2.10 [geïntimeerde] was niet aanwezig bij het werkoverleg van 14 april
1999 waarin de werkinstructies aan de werknemers overhandigd werden en
het staat niet vast dat [geïntimeerde] deze instructies op een later
moment van Stegeman heeft ontvangen aangezien [geïntimeerde] dit
gemotiveerd heeft betwist. Aldus staat niet vast, dat [geïntimeerde]
door Stegeman c.v. doeltreffend is geïnstrueerd ten aanzien van de
uitvoering van de aan haar opgedragen werkzaamheden. Ten overvloede
merkt het hof op, dat indien Stegeman [geïntimeerde] al kort na dit
werkoverleg geïnformeerd zou hebben, zij dit dan niet tijdig heeft
gedaan aangezien die instructie pas bijna acht jaar nadat
[geïntimeerde] in loondienst van Stegeman c.v. was getreden, aan haar
is gegeven, terwijl Stegeman reeds vanaf de tachtiger jaren op de
hoogte had behoren te zijn van de risico’s van RSI en vanaf toen reeds
periodiek doeltreffende instructies op dit vlak had moeten geven.
Adequaat toezicht
2.11 Voorts heeft Stegeman c.s betoogd dat zij niet alleen
werkinstructies geeft, maar ook daadwerkelijk optreedt als werknemers
zich niet aan deze werkinstructies houden waarbij zij verwezen heeft
naar een notitie d.d. 2 december 1998 (productie 4) waarin is
aangegeven dat een werknemer is geschorst omdat hij zich niet aan deze
werkinstructies heeft gehouden. Aan deze notitie komt in dit verband
onvoldoende betekenis toe omdat hieruit niet kan worden afgeleid of
Stegeman ook enig structureel toezicht houdt op de naleving van de
werkinstructies.
Organisatie van de Arbeid
2.12 Artikel 3 van de Arbeidsomstandighedenwet verplicht de werkgever,
kort gezegd, zorg te dragen voor de veiligheid en gezondheid van de
medewerkers alsmede een zo goed mogelijk arbeidsomstandighedenbeleid te
voeren. Voor het werk aan de productielijn dat [geïntimeerde] bij
Stegeman c.v. verrichtte is met name artikel 3 lid 1 onder d
Arbeidsomstandighedenwet van belang, dat aangeeft dat monotone en
tempogebonden arbeid, zoveel als redelijkerwijs kan worden gevergd,
wordt vermeden dan wel, als dat niet mogelijk is, beperkt.
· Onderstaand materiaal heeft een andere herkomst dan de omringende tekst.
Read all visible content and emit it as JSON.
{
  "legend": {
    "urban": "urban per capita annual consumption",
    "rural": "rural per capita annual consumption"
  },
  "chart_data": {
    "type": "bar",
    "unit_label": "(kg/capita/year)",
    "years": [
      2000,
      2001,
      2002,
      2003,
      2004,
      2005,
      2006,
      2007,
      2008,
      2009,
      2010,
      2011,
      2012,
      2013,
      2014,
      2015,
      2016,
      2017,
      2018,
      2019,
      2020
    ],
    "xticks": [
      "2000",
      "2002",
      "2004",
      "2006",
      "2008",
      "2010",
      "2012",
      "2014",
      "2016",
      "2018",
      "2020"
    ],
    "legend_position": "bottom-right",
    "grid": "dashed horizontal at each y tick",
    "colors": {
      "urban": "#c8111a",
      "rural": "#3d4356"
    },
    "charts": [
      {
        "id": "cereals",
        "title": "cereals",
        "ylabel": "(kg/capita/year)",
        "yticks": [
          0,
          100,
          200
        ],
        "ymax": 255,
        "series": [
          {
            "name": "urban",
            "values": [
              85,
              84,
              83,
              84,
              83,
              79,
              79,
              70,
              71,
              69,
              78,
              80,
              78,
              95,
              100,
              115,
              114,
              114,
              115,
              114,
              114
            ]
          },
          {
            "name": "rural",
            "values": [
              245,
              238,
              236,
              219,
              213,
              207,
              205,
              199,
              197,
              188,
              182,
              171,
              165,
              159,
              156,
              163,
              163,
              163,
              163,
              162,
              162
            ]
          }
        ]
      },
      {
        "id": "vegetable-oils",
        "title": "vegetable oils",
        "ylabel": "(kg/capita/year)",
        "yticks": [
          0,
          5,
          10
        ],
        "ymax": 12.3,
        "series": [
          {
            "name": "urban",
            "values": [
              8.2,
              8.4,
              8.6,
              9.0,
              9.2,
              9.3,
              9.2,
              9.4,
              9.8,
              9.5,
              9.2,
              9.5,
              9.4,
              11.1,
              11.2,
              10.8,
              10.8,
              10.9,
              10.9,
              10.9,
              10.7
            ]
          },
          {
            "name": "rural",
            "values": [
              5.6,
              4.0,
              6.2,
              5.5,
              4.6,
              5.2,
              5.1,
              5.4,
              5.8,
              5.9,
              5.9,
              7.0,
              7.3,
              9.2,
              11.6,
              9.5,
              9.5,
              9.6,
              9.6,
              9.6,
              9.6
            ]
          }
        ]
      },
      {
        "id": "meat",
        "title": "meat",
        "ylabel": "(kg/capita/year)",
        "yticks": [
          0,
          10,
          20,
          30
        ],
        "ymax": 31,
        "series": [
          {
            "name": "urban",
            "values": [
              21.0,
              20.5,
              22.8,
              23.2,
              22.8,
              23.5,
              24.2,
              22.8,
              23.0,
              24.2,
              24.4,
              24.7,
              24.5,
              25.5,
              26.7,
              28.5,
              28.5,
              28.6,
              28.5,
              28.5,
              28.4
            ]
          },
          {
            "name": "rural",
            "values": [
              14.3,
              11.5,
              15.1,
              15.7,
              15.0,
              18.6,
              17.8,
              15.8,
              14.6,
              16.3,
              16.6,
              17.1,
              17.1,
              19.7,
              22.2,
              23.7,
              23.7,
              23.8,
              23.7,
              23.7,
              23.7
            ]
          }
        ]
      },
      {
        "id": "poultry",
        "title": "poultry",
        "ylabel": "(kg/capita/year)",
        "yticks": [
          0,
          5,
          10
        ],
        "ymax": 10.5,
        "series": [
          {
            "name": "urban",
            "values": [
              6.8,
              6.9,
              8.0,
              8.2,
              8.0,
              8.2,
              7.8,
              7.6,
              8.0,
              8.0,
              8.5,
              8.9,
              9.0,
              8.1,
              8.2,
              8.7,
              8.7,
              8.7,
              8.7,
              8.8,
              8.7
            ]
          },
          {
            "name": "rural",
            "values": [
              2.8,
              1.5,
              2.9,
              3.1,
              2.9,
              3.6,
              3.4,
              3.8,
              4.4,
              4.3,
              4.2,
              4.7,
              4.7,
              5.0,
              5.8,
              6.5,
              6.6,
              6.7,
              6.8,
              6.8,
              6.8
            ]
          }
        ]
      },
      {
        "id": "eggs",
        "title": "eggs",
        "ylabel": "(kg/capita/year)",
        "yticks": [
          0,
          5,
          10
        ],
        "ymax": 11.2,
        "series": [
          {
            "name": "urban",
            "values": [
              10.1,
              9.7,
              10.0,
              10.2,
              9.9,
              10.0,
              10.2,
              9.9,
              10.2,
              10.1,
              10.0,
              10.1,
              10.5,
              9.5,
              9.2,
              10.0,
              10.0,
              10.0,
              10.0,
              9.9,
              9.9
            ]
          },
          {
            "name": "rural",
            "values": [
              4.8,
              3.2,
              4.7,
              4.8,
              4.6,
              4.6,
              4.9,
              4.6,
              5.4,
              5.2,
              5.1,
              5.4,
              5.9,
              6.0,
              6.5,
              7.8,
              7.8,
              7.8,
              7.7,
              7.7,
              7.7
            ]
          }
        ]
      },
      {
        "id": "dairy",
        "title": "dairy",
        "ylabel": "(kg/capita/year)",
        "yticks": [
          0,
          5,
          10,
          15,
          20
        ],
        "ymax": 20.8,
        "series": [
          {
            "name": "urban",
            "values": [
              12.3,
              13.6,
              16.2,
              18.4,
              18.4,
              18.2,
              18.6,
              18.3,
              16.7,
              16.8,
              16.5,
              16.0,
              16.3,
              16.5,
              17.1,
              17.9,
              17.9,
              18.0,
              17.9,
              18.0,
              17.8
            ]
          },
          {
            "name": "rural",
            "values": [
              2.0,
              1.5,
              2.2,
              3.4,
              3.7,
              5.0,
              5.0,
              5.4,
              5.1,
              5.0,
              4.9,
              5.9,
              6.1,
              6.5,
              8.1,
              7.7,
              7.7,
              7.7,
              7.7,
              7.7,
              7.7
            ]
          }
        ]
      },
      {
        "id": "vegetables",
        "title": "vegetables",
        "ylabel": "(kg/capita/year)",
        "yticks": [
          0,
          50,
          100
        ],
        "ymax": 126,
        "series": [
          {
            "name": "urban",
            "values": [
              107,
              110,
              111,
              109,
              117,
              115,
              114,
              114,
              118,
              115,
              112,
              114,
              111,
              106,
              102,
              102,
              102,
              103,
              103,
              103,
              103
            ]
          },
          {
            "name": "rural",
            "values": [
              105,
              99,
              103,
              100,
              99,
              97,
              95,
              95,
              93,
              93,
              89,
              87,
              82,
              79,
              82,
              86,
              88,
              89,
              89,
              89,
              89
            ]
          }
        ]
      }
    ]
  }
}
2.13 Stegeman betoogt dat het niet mogelijk was de monotone en
tempogebonden arbeid die [geïntimeerde] verrichtte te vermijden
aangezien er in die tijd volgens haar nog geen machines waren die de
werkzaamheden van [geïntimeerde] konden overnemen. Dit wordt door
[geïntimeerde] betwist. [geïntimeerde] stelt dat dit wel mogelijk was,
maar dat Stegeman daarvan heeft afgezien vanwege financiële redenen.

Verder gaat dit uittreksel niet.